Cette enquête doit vérifier que Vivendi n’exerce pas de contrôle ou d’influence sur ses acquisitions futures, explique le site Actualitté, spécialisé dans l’édition. « À ce stade, la Commission a recueilli suffisamment d’éléments pour ouvrir une procédure formelle d’examen visant à déterminer si Vivendi a respecté nos procédures », a déclaré la commissaire européenne à la Concurrence, Margrethe Vestager, dans un communiqué publié mardi.

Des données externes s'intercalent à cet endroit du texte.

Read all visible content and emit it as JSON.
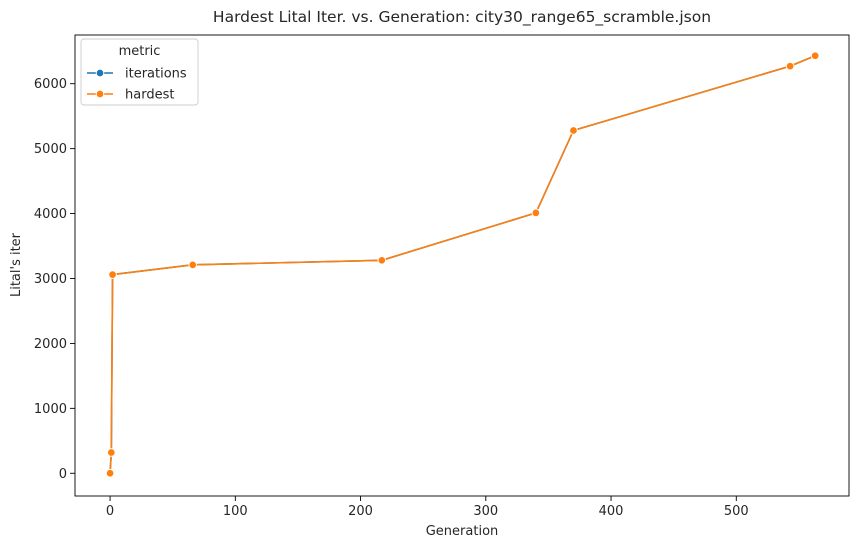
{
  "chart_data": {
    "type": "line",
    "title": "Hardest Lital Iter. vs. Generation: city30_range65_scramble.json",
    "xlabel": "Generation",
    "ylabel": "Lital's iter",
    "xlim": [
      -28,
      590
    ],
    "ylim": [
      -350,
      6750
    ],
    "xticks": [
      0,
      100,
      200,
      300,
      400,
      500
    ],
    "yticks": [
      0,
      1000,
      2000,
      3000,
      4000,
      5000,
      6000
    ],
    "grid": false,
    "legend": {
      "title": "metric",
      "position": "top-left"
    },
    "x": [
      0,
      1,
      2,
      66,
      217,
      340,
      370,
      543,
      563
    ],
    "series": [
      {
        "name": "iterations",
        "color": "#1f77b4",
        "marker": "circle",
        "values": [
          0,
          320,
          3060,
          3210,
          3280,
          4010,
          5280,
          6270,
          6430
        ]
      },
      {
        "name": "hardest",
        "color": "#ff7f0e",
        "marker": "circle",
        "values": [
          0,
          320,
          3060,
          3210,
          3280,
          4010,
          5280,
          6270,
          6430
        ]
      }
    ]
  }
}
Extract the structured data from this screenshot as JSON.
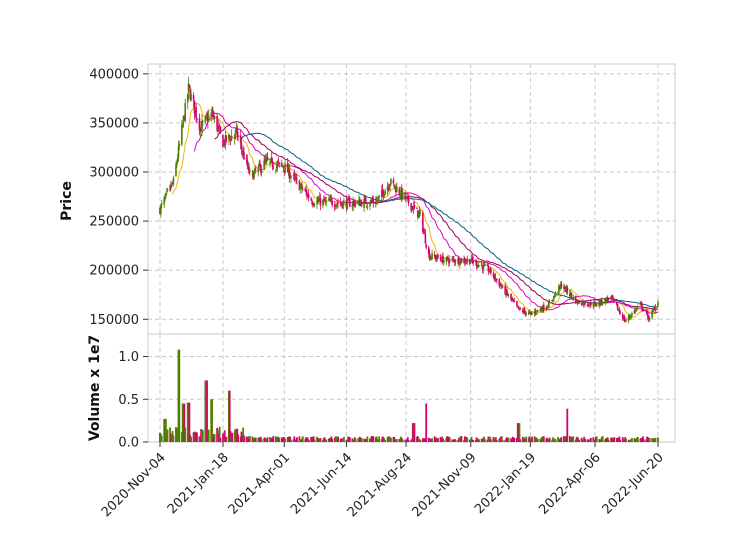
{
  "chart_data": {
    "type": "candlestick",
    "colors": {
      "up": "#4f7f00",
      "down": "#d6006b",
      "ma_short": "#f2b600",
      "ma_mid": "#e000c8",
      "ma_long1": "#9e0050",
      "ma_long2": "#005f86"
    },
    "price_panel": {
      "ylabel": "Price",
      "ylim": [
        135000,
        410000
      ],
      "yticks": [
        150000,
        200000,
        250000,
        300000,
        350000,
        400000
      ],
      "ytick_labels": [
        "150000",
        "200000",
        "250000",
        "300000",
        "350000",
        "400000"
      ]
    },
    "volume_panel": {
      "ylabel": "Volume x 1e7",
      "ylim": [
        0,
        1.2
      ],
      "yticks": [
        0.0,
        0.5,
        1.0
      ],
      "ytick_labels": [
        "0.0",
        "0.5",
        "1.0"
      ]
    },
    "x_ticks": [
      {
        "date": "2020-11-04",
        "label": "2020-Nov-04"
      },
      {
        "date": "2021-01-18",
        "label": "2021-Jan-18"
      },
      {
        "date": "2021-04-01",
        "label": "2021-Apr-01"
      },
      {
        "date": "2021-06-14",
        "label": "2021-Jun-14"
      },
      {
        "date": "2021-08-24",
        "label": "2021-Aug-24"
      },
      {
        "date": "2021-11-09",
        "label": "2021-Nov-09"
      },
      {
        "date": "2022-01-19",
        "label": "2022-Jan-19"
      },
      {
        "date": "2022-04-06",
        "label": "2022-Apr-06"
      },
      {
        "date": "2022-06-20",
        "label": "2022-Jun-20"
      }
    ],
    "close_anchors": [
      [
        "2020-11-04",
        262000
      ],
      [
        "2020-11-20",
        290000
      ],
      [
        "2020-12-08",
        385000
      ],
      [
        "2020-12-22",
        345000
      ],
      [
        "2021-01-05",
        360000
      ],
      [
        "2021-01-18",
        330000
      ],
      [
        "2021-02-03",
        340000
      ],
      [
        "2021-02-20",
        295000
      ],
      [
        "2021-03-10",
        310000
      ],
      [
        "2021-04-01",
        305000
      ],
      [
        "2021-04-15",
        290000
      ],
      [
        "2021-05-05",
        270000
      ],
      [
        "2021-06-14",
        268000
      ],
      [
        "2021-07-20",
        270000
      ],
      [
        "2021-08-05",
        290000
      ],
      [
        "2021-08-24",
        272000
      ],
      [
        "2021-09-10",
        255000
      ],
      [
        "2021-09-20",
        215000
      ],
      [
        "2021-10-10",
        210000
      ],
      [
        "2021-11-09",
        210000
      ],
      [
        "2021-12-01",
        200000
      ],
      [
        "2021-12-20",
        178000
      ],
      [
        "2022-01-05",
        160000
      ],
      [
        "2022-01-19",
        155000
      ],
      [
        "2022-02-10",
        165000
      ],
      [
        "2022-02-25",
        185000
      ],
      [
        "2022-03-15",
        168000
      ],
      [
        "2022-04-06",
        165000
      ],
      [
        "2022-04-25",
        172000
      ],
      [
        "2022-05-12",
        148000
      ],
      [
        "2022-05-30",
        165000
      ],
      [
        "2022-06-10",
        150000
      ],
      [
        "2022-06-20",
        170000
      ]
    ],
    "volume_spikes": [
      [
        "2020-11-10",
        0.27
      ],
      [
        "2020-11-27",
        1.08
      ],
      [
        "2020-12-02",
        0.45
      ],
      [
        "2020-12-08",
        0.46
      ],
      [
        "2020-12-29",
        0.72
      ],
      [
        "2021-01-04",
        0.5
      ],
      [
        "2021-01-25",
        0.6
      ],
      [
        "2021-09-02",
        0.22
      ],
      [
        "2021-09-18",
        0.45
      ],
      [
        "2022-01-05",
        0.22
      ],
      [
        "2022-03-05",
        0.39
      ]
    ],
    "moving_averages": [
      "ma_short",
      "ma_mid",
      "ma_long1",
      "ma_long2"
    ]
  }
}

Une porte-parole de l’exécutif européen avait annoncé à la mi-juin qu’une éventuelle violation des règles était en cours d’examination, sans que cela ne fasse l’objet d’une enquête formelle.
La nomination de l’ancien journaliste de Valeurs Actuelles Geoffroy Lejeune à la tête du Journal du dimanche, provoquant au passage une grève historique, a sans doute motivé la Commission à enquêter sur une interférence anticipée de Vivendi, selon le sociologue des médias Nicolas Kaciaf. « Rien, dans l’histoire du JDD, un journal centriste, ne le prédispose à recruter un journaliste d’extrême droite, d’autant plus qu’il s’est fait renvoyer de son propre groupe parce qu’il n’était pas suffisamment rentable », assure-t-il.
En février, franceinfo révélait qu’une journaliste de Paris Match avait fait jouer sa clause de conscience, dénonçant l’influence de Vincent Bolloré. Selon elle, le milliardaire se serait investi dans la gestion éditoriale de l’hebdomadaire bien avant que Bruxelles n’ait donné son feu vert.
2Que risque Vivendi si l’infraction est prouvée ?
Si la Commission européenne conclut que Vivendi a bien procédé à une opération d’acquisition avant son feu vert, elle pourra sanctionner le groupe de Vincent Bolloré d’une amende allant jusqu’à 10% de son chiffre d’affaires total. En 2022, il s’élevait à 9,6 milliards d’euros, boosté notamment par les performances de sa filiale de conseil en communication, Havas, et du groupe de télévision Canal+. Vivendi devrait donc potentiellement s’acquitter d’une amende de 960 millions d’euros en cas de sanction.
En revanche, cette procédure n’aura aucune incidence sur le rachat de Lagardère par Vivendi, acté le 9 juin par Bruxelles.
3Quelles sont les réactions à l’ouverture de cette enquête ?
Peu après l’annonce de l’ouverture d’une enquête, le groupe Vivendi a déclaré que cette procédure « ne préjuge en rien de l’existence d’une infraction » et qu’elle « ne remet pas en cause l’autorisation de l’acquisition de Lagardère par Vivendi ». Par ailleurs, le groupe piloté par Vincent Bolloré a déclaré ne pas disposer « de détails sur cette enquête avec laquelle [il] entend coopérer pleinement », même s’il estime avoir « pleinement respecté les règles applicables en matière de concentrations ». L’entreprise s’engage à « continuer à les respecter jusqu’à pleine exécution des remèdes offerts à la Commission européenne pour le rapprochement avec Lagardère ».
De son côté, Christophe Deloire, secrétaire général de l’ONG Reporters sans frontières (RSF), a qualifié sur Twitter l’ouverture de l’enquête d' »excellente nouvelle ». RSF avait déjà réclamé une telle enquête, « compte tenu des nombreux signaux attestant d’une emprise croissante de Vincent Bolloré sur les médias du groupe Lagardère avant même la validation du rachat ».